18400629. IMAGE MANIPULATION BY TEXT INSTRUCTION simplified abstract (Google LLC)

From WikiPatents
Jump to navigation Jump to search

IMAGE MANIPULATION BY TEXT INSTRUCTION

Organization Name

Google LLC

Inventor(s)

Tianhao Zhang of Sunnyvale CA (US)

Weilong Yang of Freemont CA (US)

Honglak Lee of Ann Arbor MI (US)

Hung-Yu Tseng of Merced CA (US)

Irfan Aziz Essa of Atlanta GA (US)

Lu Jiang of Mountain View CA (US)

IMAGE MANIPULATION BY TEXT INSTRUCTION - A simplified explanation of the abstract

This abstract first appeared for US patent application 18400629 titled 'IMAGE MANIPULATION BY TEXT INSTRUCTION

The abstract describes a method for generating an output image from an input image and an input text instruction using a neural network.

  • The neural network includes an image encoder, an image decoder, and an instruction attention network.
  • The method involves receiving the input image and text instruction, extracting features from the input image, generating spatial and modification features from the text instruction, and creating an edited image feature.
  • The output image is then generated from the edited image feature using the image decoder.

Potential Applications: - Image editing software - Augmented reality applications - Virtual reality applications

Problems Solved: - Streamlining the image editing process - Enhancing user experience in editing images - Improving the efficiency of generating edited images

Benefits: - Faster image editing - More precise modifications - Enhanced creativity in image editing

Commercial Applications: Title: Advanced Image Editing Technology for Enhanced User Experience This technology can be used in various industries such as graphic design, advertising, and entertainment for efficient and creative image editing processes.

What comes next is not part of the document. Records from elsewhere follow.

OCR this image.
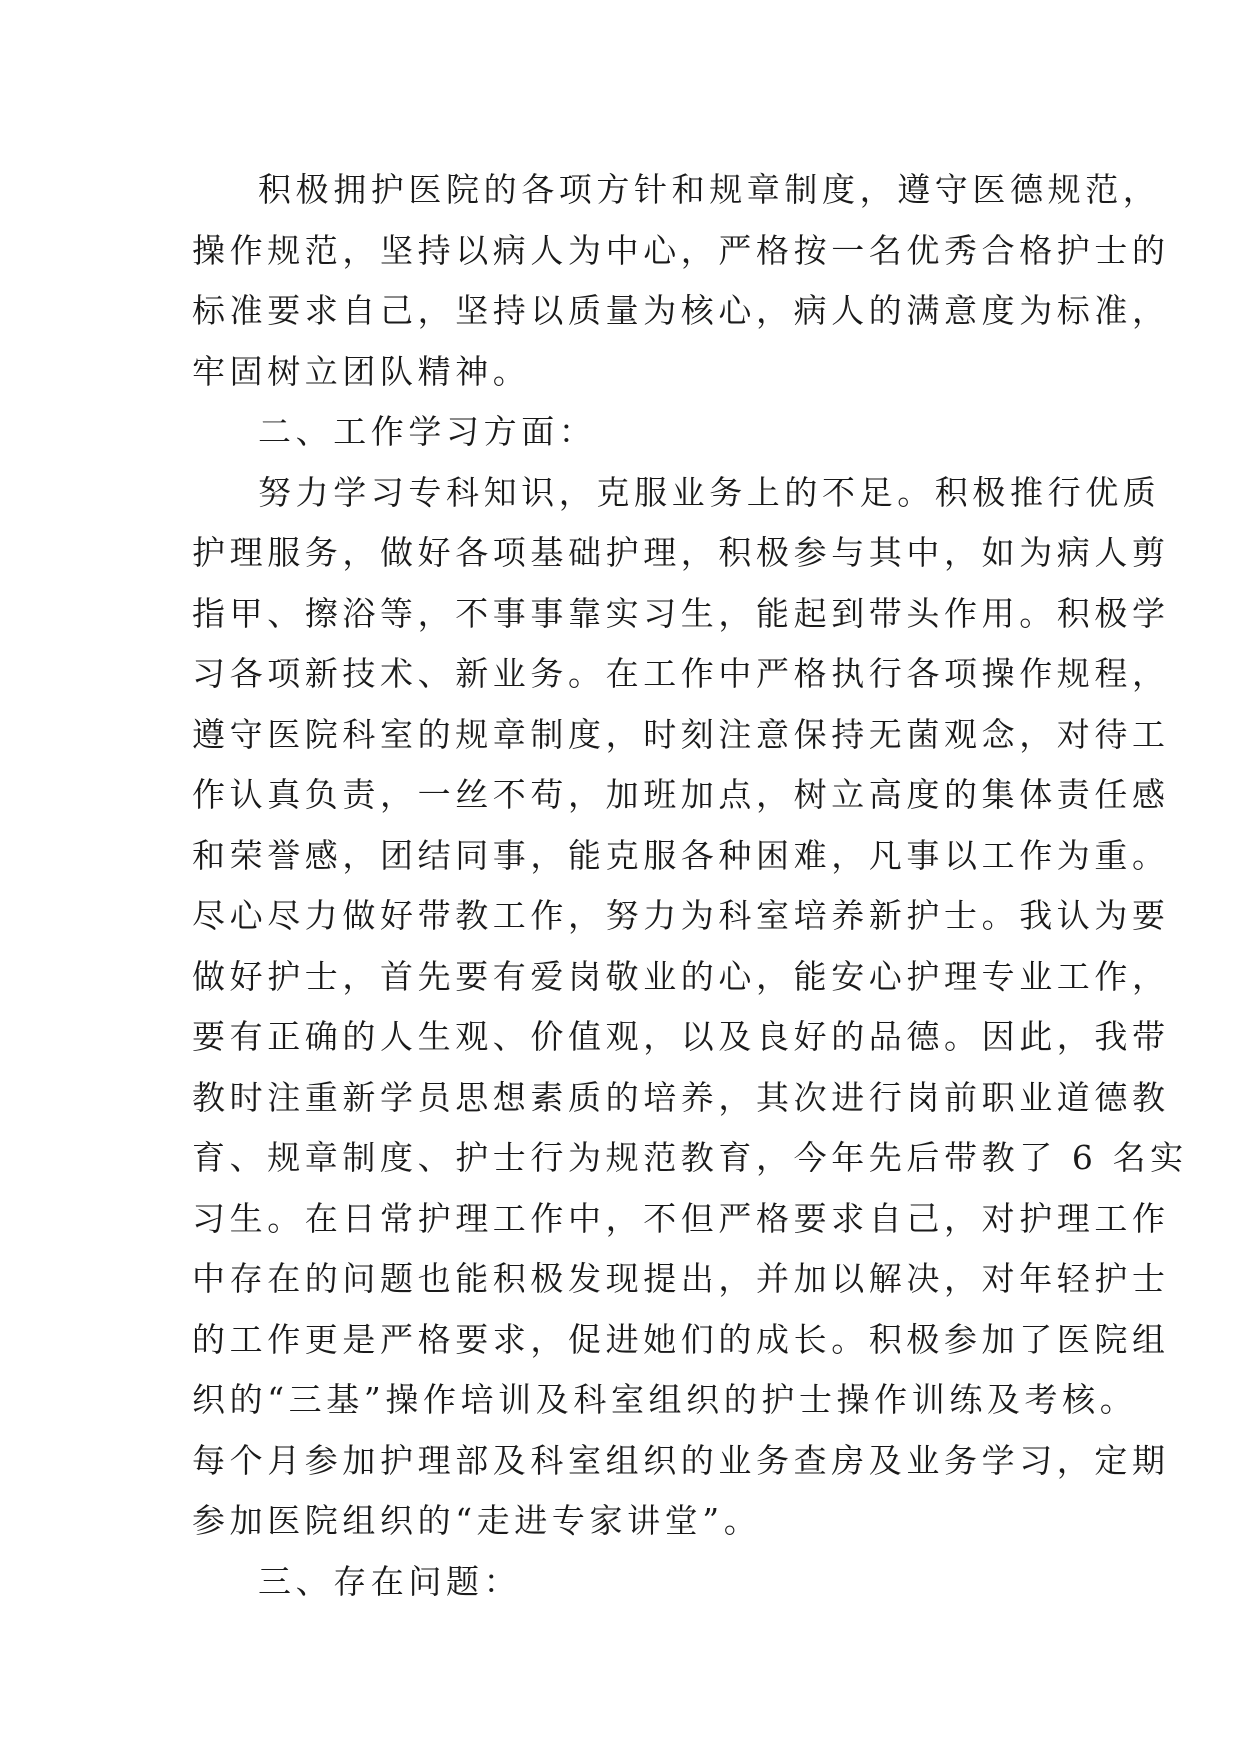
积极拥护医院的各项方针和规章制度，遵守医德规范，
操作规范，坚持以病人为中心，严格按一名优秀合格护士的
标准要求自己，坚持以质量为核心，病人的满意度为标准，
牢固树立团队精神。
二、工作学习方面：
努力学习专科知识，克服业务上的不足。积极推行优质
护理服务，做好各项基础护理，积极参与其中，如为病人剪
指甲、擦浴等，不事事靠实习生，能起到带头作用。积极学
习各项新技术、新业务。在工作中严格执行各项操作规程，
遵守医院科室的规章制度，时刻注意保持无菌观念，对待工
作认真负责，一丝不苟，加班加点，树立高度的集体责任感
和荣誉感，团结同事，能克服各种困难，凡事以工作为重。
尽心尽力做好带教工作，努力为科室培养新护士。我认为要
做好护士，首先要有爱岗敬业的心，能安心护理专业工作，
要有正确的人生观、价值观，以及良好的品德。因此，我带
教时注重新学员思想素质的培养，其次进行岗前职业道德教
育、规章制度、护士行为规范教育，今年先后带教了 6 名实
习生。在日常护理工作中，不但严格要求自己，对护理工作
中存在的问题也能积极发现提出，并加以解决，对年轻护士
的工作更是严格要求，促进她们的成长。积极参加了医院组
织的“三基”操作培训及科室组织的护士操作训练及考核。
每个月参加护理部及科室组织的业务查房及业务学习，定期
参加医院组织的“走进专家讲堂”。
三、存在问题：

Questions about the technology: 1. How does this technology improve the image editing process compared to traditional methods? 2. What are the potential limitations of using a neural network for generating edited images?


Original Abstract Submitted

A method for generating an output image from an input image and an input text instruction that specifies a location and a modification of an edit applied to the input image using a neural network is described. The neural network includes an image encoder, an image decoder, and an instruction attention network. The method includes receiving the input image and the input text instruction; extracting, from the input image, an input image feature that represents features of the input image using the image encoder; generating a spatial feature and a modification feature from the input text instruction using the instruction attention network; generating an edited image feature from the input image feature, the spatial feature and the modification feature; and generating the output image from the edited image feature using the image decoder.